Setelah kejadian itu, aku kembali tak dituruti perkataanku oleh beberapa anak. Kebanyakan anak laki-laki. Kembali aku menjadi bayangan partnerku (itu yang sering dia katakan, saat aku disuruh mengendalikan kelas namun aku nggak bisa). Dalam hatiku, gimana aku mengendalikan kelas, sedangkan dirimu telah menjatuhkan wibawaku didepan para murid?
Nah, sekarang, setelah beberapa hari dia nggak masuk dan aku sudah mampu mengkondusifkan kelas, eh... mulai lagi dia dengan taktiknya itu. Padahal sudah kuingatkan ; "Pak, kurang bijaksana membicarakan masalah didepan anak-anak !" tetap saja dia ngeloyor dengan persepsinya.

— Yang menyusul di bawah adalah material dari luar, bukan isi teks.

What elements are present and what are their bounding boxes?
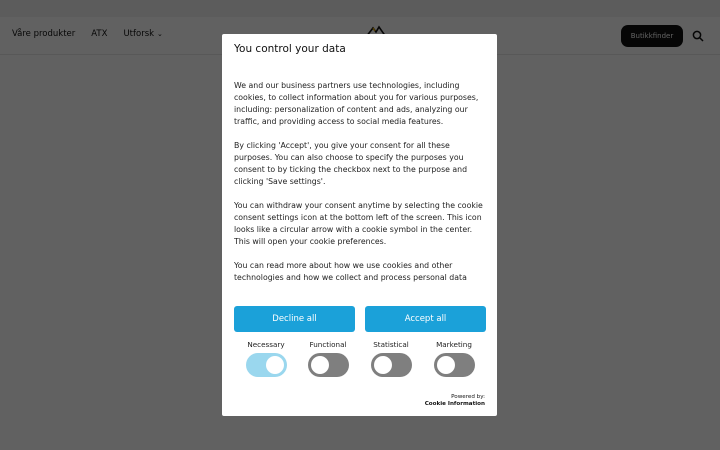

Akhirnya, aku nggak terima, aku juga salahkan hal-hal yang menurutku prinsipal tapi menurutnya tidak, seperti tidak adanya beliau saat mengawasi kegiatan-kegiatan sekolah yang dibakukan (Kalau disekolah lain mungkin berbaris, sarapan, shalat, baca iqra, dsb). Kesannya seperti menyerahkan tanggung jawab seluruhnya padaku yang merupakan wali kelas pendamping. Trus, perannya sebagai wali kelas utama tuh apa?
Kini aku mengerti, kenapa banyak rekan yang terkadang berbicara negatif tentangnya. Dia mau mengkritik namun mampu berkelit ketika kita minta beliau mengintrospeksi dirinya. Jadilah disitu aku gambling. Sama-sama kalah. Aku nggak mau dong kalo dominasi kelas yang sudah susah payah kubangun jadi rusak karena kejadian sebentar ini. Aku nggak mau dong wibawaku turun. Aku nggak mau dong perubahan yang aku buat dianggap angin lalu. Lalu, apa yang dia perbuat untuk meningkatkan kualitasnya sebagai sesama wali kelas yang mengelola kelas yang sama.
Meskipun begitu, aku juga bersyukur. Dia menunjukkan kesalahanku sampai ke hal yang sekecil-kecilnya. Dan aku akan belajar. Hanya, memang saudara-saudara. Menghadapi partner yang sulit itu bukan main susahnya. Butuh kesabaran luar biasa. Aku berharap, pria yang menjadi suamiku kelak adalah pria yang bisa bekerja sama denganku dalam mengelola kehidupan. Baik kelebihan maupun kekurangan, semoga bisa bekerja sama.
Aku nggak bisa memprediksi bagaimana besok. Gambling. Dominasi siapa nanti yang akan memiliki kans terbanyak di kelas. Meskipun begitu, aku berusaha meminimalkan dualisme karena akan menimbulkan masalah yang lebih besar daripada ini. Sudah pernah terjadi di kelas yang lain dan aku belajar dari itu.
Semoga hari esok dapat memberikan pelajaran yang lain buatku. Amin.